Na equipe econômica, o mesmo tipo de estratégia é usado de maneira mais sutil. De acordo com essa visão, o respaldo do STF diminuiria a sensação entre apoiadores de Bolsonaro de que a Corte não colabora com o presidente —e, por isso, um acordo ajudaria em uma pacificação. Além dos precatórios, pressiona a equipe econômica a fatura com a inflação. O projeto de Orçamento de 2022 foi enviado com uma estimativa de 6,2% para o INPC (Índice Nacional de Preços ao Consumidor Amplo), mas o fechamento ao fim do ano é que vai determinar o reajuste de despesas obrigatórias.
Os preços continuam subindo no país e, como cada ponto percentual acima do projetado eleva os gastos em 2022 em aproximadamente R$ 8 bilhões, já se fala no governo em uma despesa de R$ 16 bilhões a R$ 18 bilhões acima da projetada na proposta de Orçamento. Ainda é preciso acomodar os números do Bolsa Família, já que o governo demanda até R$ 20 bilhões para o programa social –conforme sinalizado há meses. Mas a proposta de Orçamento para 2022 já está no limite do teto de gastos, mesmo com dados defasados de inflação e sem expansão para o programa social.
Em seguida na lista das prioridades de Guedes está a proposta do governo que altera o Imposto de Renda. Ela foi aprovada pela Câmara e agora depende do Senado, que sinaliza resistências ao texto. Para pressionar o avanço dos temas, governo e aliados começaram a subir o tom da argumentação afirmando que as medidas são necessárias para os mais pobres da população. O discurso tanto do governo como de aliados no Congresso é que quem se opor às propostas ficará contra os mais necessitados e a justiça social no país.
De acordo com o defendido por essas pessoas, seria preciso aprovar o projeto do Imposto de Renda para corrigir a tabela das pessoas físicas, elevar o teto de isenção e taxar dividendos; já a flexibilização dos precatórios abriria espaço orçamentário para um Bolsa Família turbinado. Esse tipo de argumentação, no entanto, ignora (no caso do Bolsa Família) que o governo e o Congresso poderiam ter aberto espaço orçamentário dentro do teto de gastos de outras maneiras –como em um esforço para revisar e cortar despesas em outras frentes.
A agenda econômica tem mais conforto na Câmara, que inclusive já aprovou diferentes medidas de interesse do Executivo –como a proposta do Imposto de Renda, uma minirreforma trabalhista e a privatização dos Correios. Líder do governo na Casa, o deputado Ricardo Barros (PP-PR) afirmou que o ambiente continuará favorável. “Vamos votar tudo”, disse nos últimos dias.
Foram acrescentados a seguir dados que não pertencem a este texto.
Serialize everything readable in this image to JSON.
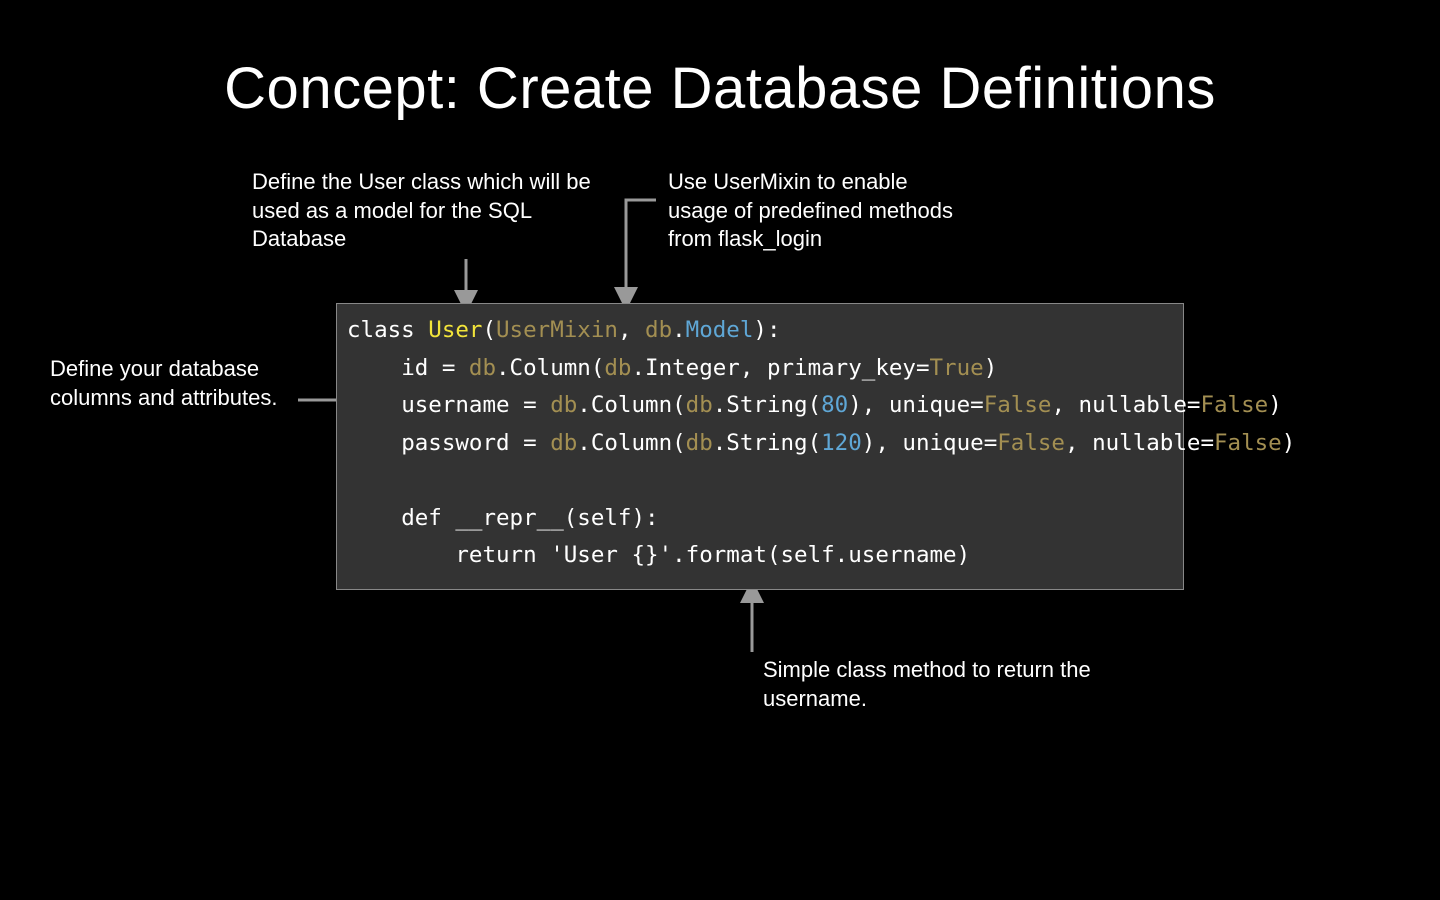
{
  "title": "Concept: Create Database Definitions",
  "annotations": {
    "top_left": "Define the User class which will be used as a model for the SQL Database",
    "top_right": "Use UserMixin to enable usage of predefined methods from flask_login",
    "left": "Define your database columns and attributes.",
    "bottom": "Simple class method to return the username."
  },
  "code": {
    "line1": {
      "kw_class": "class",
      "User": "User",
      "open": "(",
      "UserMixin": "UserMixin",
      "comma1": ", ",
      "db": "db",
      "dot1": ".",
      "Model": "Model",
      "close": "):"
    },
    "line2": {
      "indent": "    ",
      "id": "id = ",
      "db": "db",
      "rest": ".Column(",
      "db2": "db",
      "rest2": ".Integer, primary_key=",
      "true": "True",
      "end": ")"
    },
    "line3": {
      "indent": "    ",
      "username": "username = ",
      "db": "db",
      "rest": ".Column(",
      "db2": "db",
      "rest2": ".String(",
      "num": "80",
      "rest3": "), unique=",
      "false1": "False",
      "rest4": ", nullable=",
      "false2": "False",
      "end": ")"
    },
    "line4": {
      "indent": "    ",
      "password": "password = ",
      "db": "db",
      "rest": ".Column(",
      "db2": "db",
      "rest2": ".String(",
      "num": "120",
      "rest3": "), unique=",
      "false1": "False",
      "rest4": ", nullable=",
      "false2": "False",
      "end": ")"
    },
    "line5": " ",
    "line6": {
      "indent": "    ",
      "def": "def",
      "sp": " ",
      "name": "__repr__",
      "args": "(self):"
    },
    "line7": {
      "indent": "        ",
      "ret": "return",
      "sp": " ",
      "str": "'User {}'",
      "rest": ".format(self.username)"
    }
  }
}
Grande parte dos temas, inclusive, já foi votada pela Casa. Das grandes reformas, restaria a administrativa (que altera regras para servidores) –mas ela não é mais vista como prioridade nem pela equipe econômica. No Senado, a situação é mais delicada. Já havia reclamações no governo antes do 7 de Setembro sobre a falta de apoio e os trabalhos da CPI da Covid. A minirreforma trabalhista defendida pelo governo foi derrotada, gerando reclamações no Executivo. Além disso, Pacheco defende que a reforma tributária seja feita por meio de um texto amplo de autoria do Senado, sinalizando resistência ao projeto do Imposto de Renda aprovado pela Câmara e defendido pelo governo.